Rep. Jamie Raskin, who will be leading the second impeachment of Donald Trump, discussed his decision to take on that task while still suffering from the trauma of losing his son who died from suicide on New Year's Eve at the age of 25.
Raskin told CNN's Jake Tapper that he's "not going to lose my son at the end of 2020 and lose my country and my republic in 2021."
The Raskins said Tommy Raskin began experiencing depression in his 20s, something that became "a kind of relentless torture in the brain for him."
The comments on Sunday from Raskin come just days after the House moved to impeach Trump for a second time, this time charging the President with inciting a violent mob that stormed the US Capitol, an offense Raskin described as uniquely dangerous.
"This was the most serious presidential crime in the history of the United States of America. The most dangerous crime by a president ever committed against the United States," he told Tapper.
The congressman also said that House Democrats will transmit the article of impeachment to the Senate "soon," an action that will eventually result in the start of Trump's impeachment trial.
Raskin, who is one of nine House impeachment managers, also addressed his party's decision to pursue a Senate conviction of an outgoing president, arguing Trump must be held accountable for his role inciting the violent mob on January 6.
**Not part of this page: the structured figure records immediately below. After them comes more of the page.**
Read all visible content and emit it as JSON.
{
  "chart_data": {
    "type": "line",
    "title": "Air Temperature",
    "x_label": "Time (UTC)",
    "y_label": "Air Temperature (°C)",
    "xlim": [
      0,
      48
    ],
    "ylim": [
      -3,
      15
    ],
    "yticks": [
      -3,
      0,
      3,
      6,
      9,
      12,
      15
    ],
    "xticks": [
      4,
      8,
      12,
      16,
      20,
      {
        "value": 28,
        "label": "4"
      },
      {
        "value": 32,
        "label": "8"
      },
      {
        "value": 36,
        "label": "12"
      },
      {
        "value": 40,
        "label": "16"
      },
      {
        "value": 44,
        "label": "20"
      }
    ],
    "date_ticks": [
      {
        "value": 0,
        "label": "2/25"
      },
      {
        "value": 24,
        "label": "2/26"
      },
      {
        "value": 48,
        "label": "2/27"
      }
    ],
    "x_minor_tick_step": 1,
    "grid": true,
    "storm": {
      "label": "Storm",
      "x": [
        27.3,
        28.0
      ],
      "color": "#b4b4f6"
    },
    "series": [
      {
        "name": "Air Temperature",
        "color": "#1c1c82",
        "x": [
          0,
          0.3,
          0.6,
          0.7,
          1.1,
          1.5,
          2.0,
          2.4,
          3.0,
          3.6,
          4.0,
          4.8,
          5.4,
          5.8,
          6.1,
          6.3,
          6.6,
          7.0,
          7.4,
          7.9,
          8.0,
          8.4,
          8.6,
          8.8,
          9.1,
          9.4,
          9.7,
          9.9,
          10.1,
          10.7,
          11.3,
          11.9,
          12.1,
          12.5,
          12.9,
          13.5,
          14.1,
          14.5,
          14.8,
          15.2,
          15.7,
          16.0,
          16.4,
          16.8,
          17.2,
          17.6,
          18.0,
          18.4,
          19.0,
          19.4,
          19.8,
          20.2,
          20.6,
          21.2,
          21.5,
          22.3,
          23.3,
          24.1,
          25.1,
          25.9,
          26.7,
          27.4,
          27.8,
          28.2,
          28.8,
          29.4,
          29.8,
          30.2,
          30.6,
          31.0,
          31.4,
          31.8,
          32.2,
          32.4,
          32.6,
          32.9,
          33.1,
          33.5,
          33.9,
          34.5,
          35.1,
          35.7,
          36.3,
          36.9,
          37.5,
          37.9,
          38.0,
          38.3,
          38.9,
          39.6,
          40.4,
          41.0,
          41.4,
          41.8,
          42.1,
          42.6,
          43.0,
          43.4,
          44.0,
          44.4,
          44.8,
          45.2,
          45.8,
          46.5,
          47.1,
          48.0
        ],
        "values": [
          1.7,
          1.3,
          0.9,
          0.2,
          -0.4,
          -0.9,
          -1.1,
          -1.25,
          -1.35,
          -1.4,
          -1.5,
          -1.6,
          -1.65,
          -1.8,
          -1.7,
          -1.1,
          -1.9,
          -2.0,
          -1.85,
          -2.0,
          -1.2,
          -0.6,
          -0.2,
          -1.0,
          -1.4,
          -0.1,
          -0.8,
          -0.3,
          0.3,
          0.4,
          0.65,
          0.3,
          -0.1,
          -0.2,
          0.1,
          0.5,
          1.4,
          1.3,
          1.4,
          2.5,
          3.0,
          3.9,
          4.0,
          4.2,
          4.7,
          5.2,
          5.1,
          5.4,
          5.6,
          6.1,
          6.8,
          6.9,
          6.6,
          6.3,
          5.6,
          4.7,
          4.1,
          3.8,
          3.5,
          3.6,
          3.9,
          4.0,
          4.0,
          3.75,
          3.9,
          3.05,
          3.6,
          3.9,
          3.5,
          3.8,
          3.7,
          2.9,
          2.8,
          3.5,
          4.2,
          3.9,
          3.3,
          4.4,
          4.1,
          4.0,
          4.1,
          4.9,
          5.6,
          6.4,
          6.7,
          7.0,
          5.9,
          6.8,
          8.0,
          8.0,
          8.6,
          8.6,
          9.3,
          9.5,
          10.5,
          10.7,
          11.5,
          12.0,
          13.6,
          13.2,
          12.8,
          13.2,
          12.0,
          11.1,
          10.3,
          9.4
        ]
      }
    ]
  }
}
"I don't think anybody would seriously argue that we should establish a precedent where every president on the way out the door has two weeks or three weeks or four weeks to try to incite an armed insurrection against the union or organize a coup against the union, and if it succeeds, he becomes a dictator, and if it fails, he's not subject to impeachment or conviction because we just want to let bygones be bygones," he said. "I know that (House Speaker Nancy Pelosi) also considers the President a clear and present danger to the republic," Raskin said.
Trump needs to be held accountable along with his enablers, and their cries for "unity" need to be called out for what they are -- a push to wash all of this under the rug, and as Raskin said, let "bygones be bygones."